The primary purpose of sections 849.5 and 851.6, passed in 1975 as sections 1 and 1.5 of Assembly Bill 1277 (Statutes and Amendments to the Codes (1975) Ch. 1117, pp. 2709-2712), is to prevent those who had been arrested, but not criminally charged, from suffering hiring discrimination based on the arrest. There is no hint the legislative scheme included the exculpatory effect of applying these sections to section 13353 as urged by Behan. This is evidenced, for example, by section 3 of the bill amending the Labor Code directed at the use of prior arrests or detentions in relation to hiring, promotions, terminations, and other related employment practices. (See Labor Code, s 432.7.) Legal writers in discussing this legislation and its apparent predecessor have commented on their effectiveness in reducing the impact of arrest on employment not as a shield from civil prosecution. (See Review of Selected 1975 California Legislation (1976) 7 Pacific L.J. 237, 280-282; Record Of Arrest: The Indelible Stain (1972) 3 Pacific L.J. 20.)

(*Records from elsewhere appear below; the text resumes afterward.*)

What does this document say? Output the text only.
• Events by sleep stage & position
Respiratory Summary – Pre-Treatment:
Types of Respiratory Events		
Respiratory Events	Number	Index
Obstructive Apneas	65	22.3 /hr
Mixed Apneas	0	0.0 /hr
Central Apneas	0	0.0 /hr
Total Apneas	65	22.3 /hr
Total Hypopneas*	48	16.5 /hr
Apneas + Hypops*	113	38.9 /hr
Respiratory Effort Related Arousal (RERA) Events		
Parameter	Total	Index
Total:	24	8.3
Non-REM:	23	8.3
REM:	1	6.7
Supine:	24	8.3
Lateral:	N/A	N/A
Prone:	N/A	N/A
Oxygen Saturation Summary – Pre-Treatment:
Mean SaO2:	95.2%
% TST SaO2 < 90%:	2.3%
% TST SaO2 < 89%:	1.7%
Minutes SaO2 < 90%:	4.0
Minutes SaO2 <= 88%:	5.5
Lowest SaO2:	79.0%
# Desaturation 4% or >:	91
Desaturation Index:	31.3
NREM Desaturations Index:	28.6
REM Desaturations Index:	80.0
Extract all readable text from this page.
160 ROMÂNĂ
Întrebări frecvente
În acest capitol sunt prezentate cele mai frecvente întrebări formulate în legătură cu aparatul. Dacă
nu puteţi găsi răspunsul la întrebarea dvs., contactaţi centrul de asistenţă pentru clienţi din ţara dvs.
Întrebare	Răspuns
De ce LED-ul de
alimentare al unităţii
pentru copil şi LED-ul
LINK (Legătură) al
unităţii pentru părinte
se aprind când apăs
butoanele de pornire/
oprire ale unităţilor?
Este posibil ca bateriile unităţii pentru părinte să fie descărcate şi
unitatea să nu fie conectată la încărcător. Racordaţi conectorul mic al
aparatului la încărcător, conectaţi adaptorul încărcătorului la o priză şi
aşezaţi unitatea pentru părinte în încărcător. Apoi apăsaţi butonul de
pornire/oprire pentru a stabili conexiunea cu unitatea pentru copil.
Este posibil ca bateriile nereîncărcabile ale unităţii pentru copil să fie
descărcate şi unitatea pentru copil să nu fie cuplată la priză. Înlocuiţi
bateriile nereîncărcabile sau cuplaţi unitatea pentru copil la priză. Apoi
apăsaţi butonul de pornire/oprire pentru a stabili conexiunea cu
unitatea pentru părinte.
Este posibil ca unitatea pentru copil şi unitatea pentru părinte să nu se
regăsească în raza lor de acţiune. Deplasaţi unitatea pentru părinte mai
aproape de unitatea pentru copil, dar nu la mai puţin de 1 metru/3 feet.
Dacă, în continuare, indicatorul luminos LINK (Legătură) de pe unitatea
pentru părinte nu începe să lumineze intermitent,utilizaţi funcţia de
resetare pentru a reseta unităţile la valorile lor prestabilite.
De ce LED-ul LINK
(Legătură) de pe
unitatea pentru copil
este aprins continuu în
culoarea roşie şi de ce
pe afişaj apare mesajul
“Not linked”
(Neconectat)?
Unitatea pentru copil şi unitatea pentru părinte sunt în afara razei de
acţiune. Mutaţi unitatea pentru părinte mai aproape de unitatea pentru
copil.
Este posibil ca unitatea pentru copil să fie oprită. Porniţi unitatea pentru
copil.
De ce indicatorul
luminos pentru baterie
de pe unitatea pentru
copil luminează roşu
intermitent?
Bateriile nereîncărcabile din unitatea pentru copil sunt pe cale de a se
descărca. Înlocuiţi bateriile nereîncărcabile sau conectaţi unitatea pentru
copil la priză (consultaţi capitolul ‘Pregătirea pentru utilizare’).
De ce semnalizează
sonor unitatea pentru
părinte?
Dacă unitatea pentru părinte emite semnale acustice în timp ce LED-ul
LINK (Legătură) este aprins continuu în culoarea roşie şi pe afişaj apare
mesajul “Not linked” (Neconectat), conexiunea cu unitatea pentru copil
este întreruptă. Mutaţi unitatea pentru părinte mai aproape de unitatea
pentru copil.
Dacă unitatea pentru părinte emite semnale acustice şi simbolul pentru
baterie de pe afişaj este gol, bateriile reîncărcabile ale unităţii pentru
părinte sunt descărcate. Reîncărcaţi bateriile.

Vehicle Code section 13353 was passed to eliminate the carnage on our highways caused by those who drive after drinking excessively. Cases interpreting this code section repeatedly state “(t)he purpose of the Implied Consent Law is to obtain the best evidence of intoxication at the time of arrest and to provide a fair and accurate system of detection and protection of the public and to inhibit drunk driving. (Citation.)” (Cahall v. Department of Motor Vehicles (1971) 16 Cal.App.3d 491, 496, 94 Cal.Rptr. 182.) It is hardly a common sense result to conclude the Legislature intended to repeal that section without expressing that intent. “Without the most cogent and convincing evidence, a court will never attribute to the Legislature the intent to disregard or overturn a sound rule of public policy. (Citations.)” (Interinsurance Exchange v. Ohio Cas. Ins. Co. (1962) 58 Cal.2d 142, 152, 23 Cal.Rptr. 592, 373 P.2d 640. Our function, if possible, is to harmonize provisions of different codes to reach a wise result rather than an absurdity. (See City of Costa Mesa v. McKenzie (1973) 30 Cal.App.3d 763, 770, 106 Cal.Rptr. 569.) As rational as a disappearing lawful arrest may be in the labor field, it is equally irrational to have it disappear under the cited Vehicle Code section. If so interpreted, those stopped for driving under the influence of liquor will have increased incentive to refuse blood-alcohol tests which are so essential to society's continuing efforts directed toward the detection and deterrence of drunk drivers. Rejection of every test will not only prevent charges from being filed, but the driver receives a premium the lawful arrest disappears. This statutory interpretation a bonus for drunk drivers and a Catch 22 for law enforcement is one which we reject.
The judgment is reversed with instructions upon remand to enter judgment for Department of Motor Vehicles.
WIENER, Associate Justice.
COLOGNE, Acting P. J., and TODD, J.,* concur.